Choosing a Wonderettes spokesperson required some contemplation, but not much. Christensen has seniority with Ensley, dating back to Grey Gardens nearly three years ago, but Segal has seniority in Actor's Theatre holiday offerings, appearing as the only female in last year's Chaps! A Jingle Jangle Christmas. What tips the balance decisively in Segal's favor is Cindy Lou's status as the Wonderettes' alpha baddie, whereas Christensen will be saddled with a pregnancy belly again, hopelessly wholesome by comparison.

"Cindy Lou isn't causing any problems for anybody!" Segal protests, defending the serial slut. Then the disclaimer: "She puts her opinions out there sometimes in an inappropriate way, but she's there because Betty Jean is her best friend, and she wants to support her even though she's not completely thrilled or sold on the whole event."

Segal follows this disclosure with an outrageous assertion that will be anathema to anyone who adores thinly cobbled jukebox musicals. Cindy Lou has depth!

"In the second act," Segal confides, "we get a little more of Cindy Lou's past. She never really celebrated Christmas, since her family went through rough times. Christmas brings back some sad memories for her, and she tries to cover that up and keep this tough exterior. Within all the cheese and the corniness, you get a moment of reality and an insight into why she's put up all these walls to protect herself from being hurt."

Now if all this sounds a bit ominous, rest assured that Cindy Lou won't be coming too close to God. As for the audience, that is an entirely different proposition.

At this Holiday Happening, we are the Harper's Hardware employees that Wonderettes are singing for. Singing and/or dancing will be compulsory at some point, Segal insists, plus one special instance of audience participation and torment that Cindy Lou was hesitant to address, since it opens up an old wound that we first glimpsed in The Marvelous Wonderettes. Poor Missy was still carrying a torch for her Phys. Ed. teacher from the thrilling days of yesteryear.

Segal is almost whispering when I bring up the possibility of repeat audience harassment. "Gosh, I don't know if I can give that away. I will say that Mr. Lee makes an appearance, and once again, he will not know what's coming!"

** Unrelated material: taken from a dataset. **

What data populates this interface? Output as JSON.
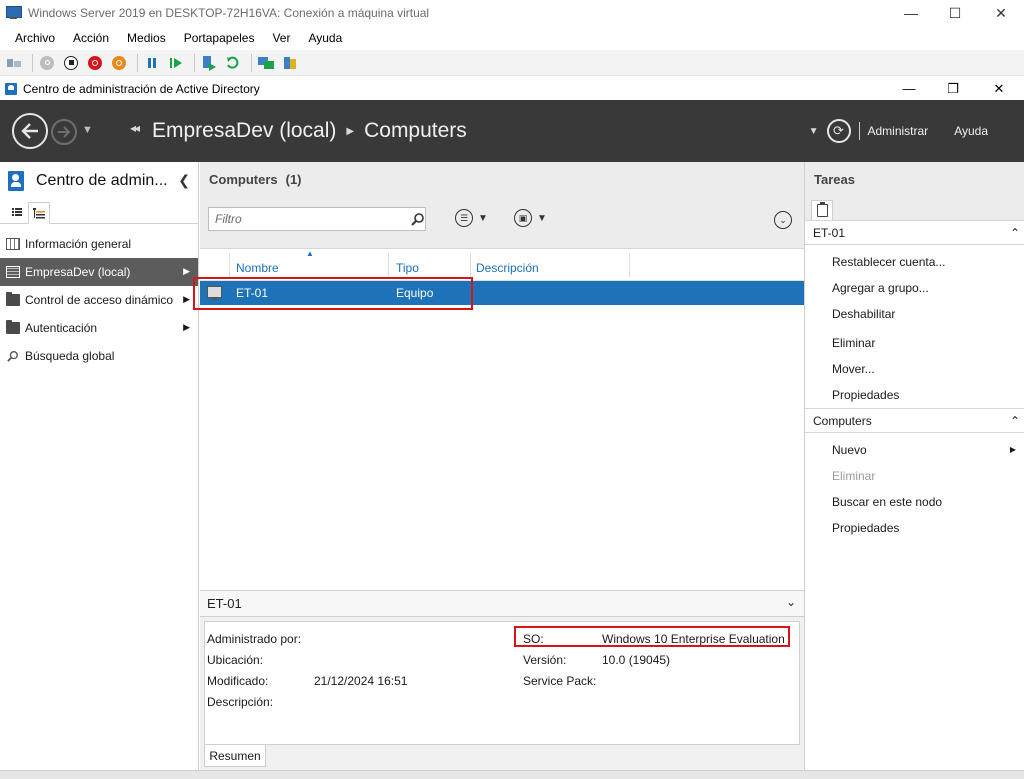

He and again may not be the most accurate words for Segal to use, since Mr. Lee is a new audience member every night. Mr. Lee almost invariably creates the giddiest moments of the evening — as unpredictable for the well-rehearsed Wonderettes as they are for the victim du jour.

"Marvelous Wonderettes was the first time any of us really had to deal with audience participation on that level. Because they really don't know what to expect, and we are actually incorporating them into a number during which we have choreography. It can become pretty interesting."

The two most predictable songs on the songlist are "Winter Wonderland" and, since the Wonderettes already dredged up The Chordettes back in the 50s, Amy Grant's "Mister Santa." What lies between those titles, which bookend the 24-tune list, form a fairly global cavalcade of mostly Christmas and holiday fare, including one Hawaiian entry and, inexplicably, a German ditty sung to this reporter.

It's a fairly eclectic mix of songs, both strange and familiar, that consistently lie on the outskirts of religion and solemnity. But there's room amid the comical, whimsical, and upbeat for occasional oases of beauty. The one song Segal is telling us to look out for is "Snowfall."

"It's one of the most beautiful songs in the show, with this amazing tight harmony."